If you can’t move your money and your broker doesn’t have time for you – after complaining to your HR department about the lack of service – sit down with a fee based planner (as opposed to commission based planners). You can take all of your options to a fee based planner who charges you by the hour and has no vested interest in which investments you actually hold. The only vested interest an hourly planner has is to give you decent advice that makes you want to come by next year to pay them for another hour of their time – oh and the referrals of your co-workers who can’t get advice any other way helps.

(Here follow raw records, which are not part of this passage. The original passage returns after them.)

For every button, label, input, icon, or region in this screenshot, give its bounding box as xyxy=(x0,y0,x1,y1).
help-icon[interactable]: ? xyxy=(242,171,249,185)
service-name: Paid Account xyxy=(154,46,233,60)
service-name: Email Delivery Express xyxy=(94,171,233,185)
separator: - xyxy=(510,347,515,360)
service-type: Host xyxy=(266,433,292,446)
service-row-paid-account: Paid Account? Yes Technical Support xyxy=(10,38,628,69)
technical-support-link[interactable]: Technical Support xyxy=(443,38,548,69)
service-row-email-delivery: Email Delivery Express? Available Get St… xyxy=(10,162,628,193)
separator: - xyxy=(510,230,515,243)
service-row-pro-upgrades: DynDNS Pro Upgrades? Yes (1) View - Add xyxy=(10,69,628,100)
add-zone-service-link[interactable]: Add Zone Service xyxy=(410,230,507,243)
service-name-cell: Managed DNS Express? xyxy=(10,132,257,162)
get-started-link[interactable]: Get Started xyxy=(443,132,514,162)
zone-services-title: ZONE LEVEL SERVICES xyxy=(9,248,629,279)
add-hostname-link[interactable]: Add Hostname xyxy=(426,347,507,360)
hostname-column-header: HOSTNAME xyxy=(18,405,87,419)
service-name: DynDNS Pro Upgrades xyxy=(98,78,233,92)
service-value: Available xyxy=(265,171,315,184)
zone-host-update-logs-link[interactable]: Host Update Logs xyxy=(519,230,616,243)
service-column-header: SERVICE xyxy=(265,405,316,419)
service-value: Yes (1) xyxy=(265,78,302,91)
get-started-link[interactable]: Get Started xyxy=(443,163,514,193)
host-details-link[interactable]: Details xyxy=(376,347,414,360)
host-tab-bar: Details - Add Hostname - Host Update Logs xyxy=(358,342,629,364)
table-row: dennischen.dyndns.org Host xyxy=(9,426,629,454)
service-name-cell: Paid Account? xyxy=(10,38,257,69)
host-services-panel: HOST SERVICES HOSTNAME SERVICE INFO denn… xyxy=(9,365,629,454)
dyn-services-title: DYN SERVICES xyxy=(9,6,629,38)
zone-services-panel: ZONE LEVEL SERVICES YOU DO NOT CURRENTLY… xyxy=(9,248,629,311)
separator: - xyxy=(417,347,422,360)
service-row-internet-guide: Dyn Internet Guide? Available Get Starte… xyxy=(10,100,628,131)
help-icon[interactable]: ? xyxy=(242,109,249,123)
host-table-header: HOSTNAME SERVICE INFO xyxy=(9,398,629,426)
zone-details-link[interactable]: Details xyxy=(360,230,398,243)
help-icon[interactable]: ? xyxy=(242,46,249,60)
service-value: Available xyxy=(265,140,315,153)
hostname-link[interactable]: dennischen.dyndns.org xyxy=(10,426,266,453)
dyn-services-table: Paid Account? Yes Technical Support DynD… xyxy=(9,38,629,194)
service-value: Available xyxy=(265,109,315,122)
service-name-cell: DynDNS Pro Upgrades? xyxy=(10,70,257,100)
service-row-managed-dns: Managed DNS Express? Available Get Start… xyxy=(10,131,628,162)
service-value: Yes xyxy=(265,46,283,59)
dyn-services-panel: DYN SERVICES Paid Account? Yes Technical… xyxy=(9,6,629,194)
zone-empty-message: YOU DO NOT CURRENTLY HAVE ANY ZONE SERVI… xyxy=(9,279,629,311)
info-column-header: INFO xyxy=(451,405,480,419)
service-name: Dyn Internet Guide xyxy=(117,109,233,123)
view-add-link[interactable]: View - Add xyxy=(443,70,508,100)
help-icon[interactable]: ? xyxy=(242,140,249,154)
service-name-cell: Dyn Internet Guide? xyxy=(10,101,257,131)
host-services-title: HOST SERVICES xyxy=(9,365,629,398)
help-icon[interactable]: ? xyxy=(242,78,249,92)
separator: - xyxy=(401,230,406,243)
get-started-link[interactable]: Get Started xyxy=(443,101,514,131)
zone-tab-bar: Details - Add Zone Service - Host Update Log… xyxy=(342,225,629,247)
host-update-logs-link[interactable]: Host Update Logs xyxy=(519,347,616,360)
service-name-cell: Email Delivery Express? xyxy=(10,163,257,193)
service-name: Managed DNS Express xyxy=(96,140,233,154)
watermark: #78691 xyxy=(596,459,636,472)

While the statistics cited by Time are pretty scary not knowing what the statistics are based upon is even scarier. An average is just that, an average. More new accounts with lower balances, more older (presumable larger balance) accounts that have been rolled from 401(k)s out to IRAs, more people regularly withdrawing from their accounts all contribute to the average, just as much as a stock market downturn. Without the underlying numbers averages are just statistics. As has oft been quoted, “there are three types of lies: lies, damn lies and statistics”.
I don’t think the 401(k) needs to go away. I think people need to start planning more for their 20+ years in retirement than next summer’s vacation. They need to start looking at what they are invested in. Ron Popeil isn’t your retirement plan. He might be able to get a chicken done just right, but you have to set it and then reset when it comes to retirement planning. And just because Warren Buffett knows that a stock is a great value and will be worthwhile 40 years down the road doesn’t mean you can buy and hold forever. Even Warren sells once in a while. You still have to periodically look at your retirement plan. You have to take a vested interest in how much you have to retire on, no one else cares about your retirement – really.